Chair of the Liberal caucus
- In office 1998–1999
- Preceded by: John McKay
- Succeeded by: Shawn Graham

Member of the New Brunswick Legislative Assembly
- In office October 13, 1987 – September 18, 2006
- Preceded by: James N. Tucker Jr.
- Succeeded by: District abolished
- Constituency: Charlotte-Fundy (1987–1995) Fundy Isles (1995–2006)

Personal details
- Born: Kenneth Eric Allaby August 7, 1943 (age 83) Grand Manan, New Brunswick, Canada
- Party: Liberal
- Education: Acadia University (BS)
- Occupation: Professional diver, author

= Eric Allaby =

Canadian politician

Kenneth Eric Allaby (born August 7, 1943) is a former New Brunswick politician.

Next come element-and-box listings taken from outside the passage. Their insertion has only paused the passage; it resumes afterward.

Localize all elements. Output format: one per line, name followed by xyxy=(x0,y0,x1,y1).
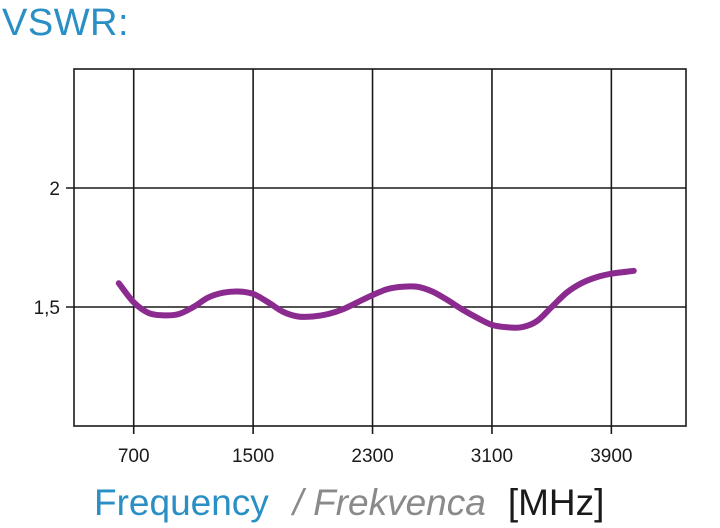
tick-labels-layer: 700 1500 2300 3100 3900 1,5 2 xyxy=(34,179,633,467)
x-label-unit: [MHz] xyxy=(507,482,605,523)
x-label-primary: Frequency xyxy=(94,482,269,523)
x-tick-label: 2300 xyxy=(351,446,393,467)
x-label-secondary: Frekvenca xyxy=(313,482,486,523)
chart-title: VSWR: xyxy=(2,2,130,44)
plot-frame xyxy=(73,68,687,427)
x-axis-label: Frequency / Frekvenca [MHz] xyxy=(94,482,604,524)
vswr-curve xyxy=(115,267,637,331)
x-tick-label: 3900 xyxy=(590,446,632,467)
y-tick-label: 2 xyxy=(49,179,60,200)
x-label-separator: / xyxy=(292,482,304,523)
x-tick-label: 700 xyxy=(118,446,150,467)
x-tick-label: 1500 xyxy=(232,446,274,467)
y-tick-label: 1,5 xyxy=(34,298,60,319)
grid-layer xyxy=(66,69,686,434)
x-tick-label: 3100 xyxy=(471,446,513,467)
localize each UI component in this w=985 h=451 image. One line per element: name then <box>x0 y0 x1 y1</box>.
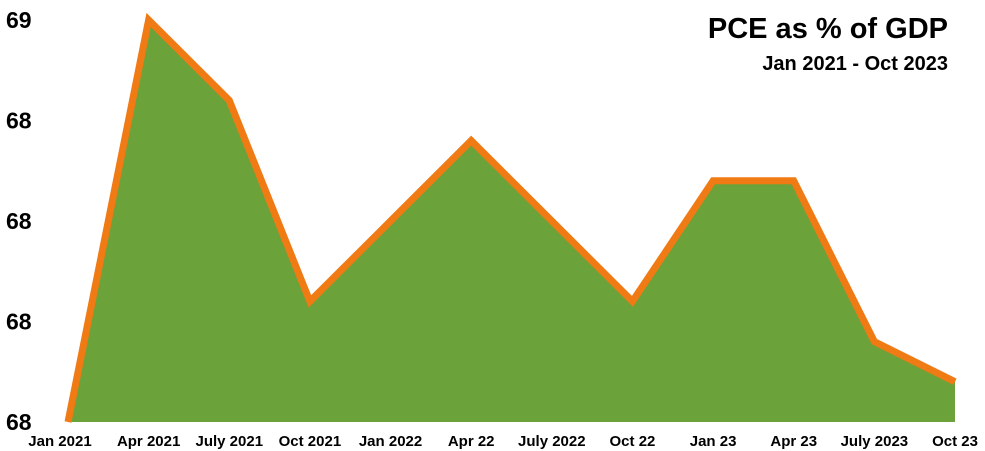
x-tick-label: Apr 2021 <box>117 433 180 450</box>
x-tick-label: Apr 22 <box>448 433 495 450</box>
y-tick-label: 68 <box>6 208 32 234</box>
x-tick-label: July 2021 <box>195 433 263 450</box>
area-line <box>64 12 957 423</box>
x-tick-label: July 2023 <box>841 433 909 450</box>
y-tick-label: 68 <box>6 108 32 134</box>
y-tick-label: 68 <box>6 309 32 335</box>
x-tick-label: Oct 2021 <box>279 433 342 450</box>
x-tick-label: Oct 23 <box>932 433 978 450</box>
area-fill <box>68 20 955 422</box>
x-tick-label: Jan 2022 <box>359 433 422 450</box>
y-tick-label: 68 <box>6 409 32 435</box>
x-tick-label: Jan 2021 <box>28 433 91 450</box>
x-tick-label: Oct 22 <box>610 433 656 450</box>
x-tick-label: July 2022 <box>518 433 586 450</box>
x-tick-label: Jan 23 <box>690 433 737 450</box>
x-tick-label: Apr 23 <box>770 433 817 450</box>
chart-title: PCE as % of GDP <box>708 13 948 45</box>
chart-subtitle: Jan 2021 - Oct 2023 <box>762 53 948 75</box>
y-tick-label: 69 <box>6 7 32 33</box>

Allaby was born in India, while his father Rev. Perry Allaby, and mother Edith MacLaughlin were Baptist missionaries.

==Provincial politics==

He first ran for the Legislative Assembly of New Brunswick as the Liberal candidate for the Charlotte-Fundy riding in the 1982 election but was defeated. He won the seat in the 1987 election in which Frank McKenna's Liberal party captured every seat. He was re-elected in Charlotte-Fundy in 1991 and won the newly created Fundy Isles constituency in 1995, 1999 and 2003.

In 2007, he was named to the board of directors for the New Brunswick Provincial Capital Commission.

==Marine history==

Allaby has a Bachelor of Science degree from Acadia University, where he studied physics. He financed his education by working as a diver in Grand Manan fishing weirs and later worked as a salvage diver removing brass and copper from shipwrecks in the Bay of Fundy. In 1970 and 1971 he was funded by the Ford Foundation to study marine history, and spent three months at Lloyd's of London researching shipwrecks. From 1973 to 1976 he worked on underwater archaeology with funding from the national museums of Canada.

Allaby served as curator of the Grand Manan Museum, where he succeeded his mentor Lincoln Keith Ingersoll. He has written several books about shipwrecks and marine history.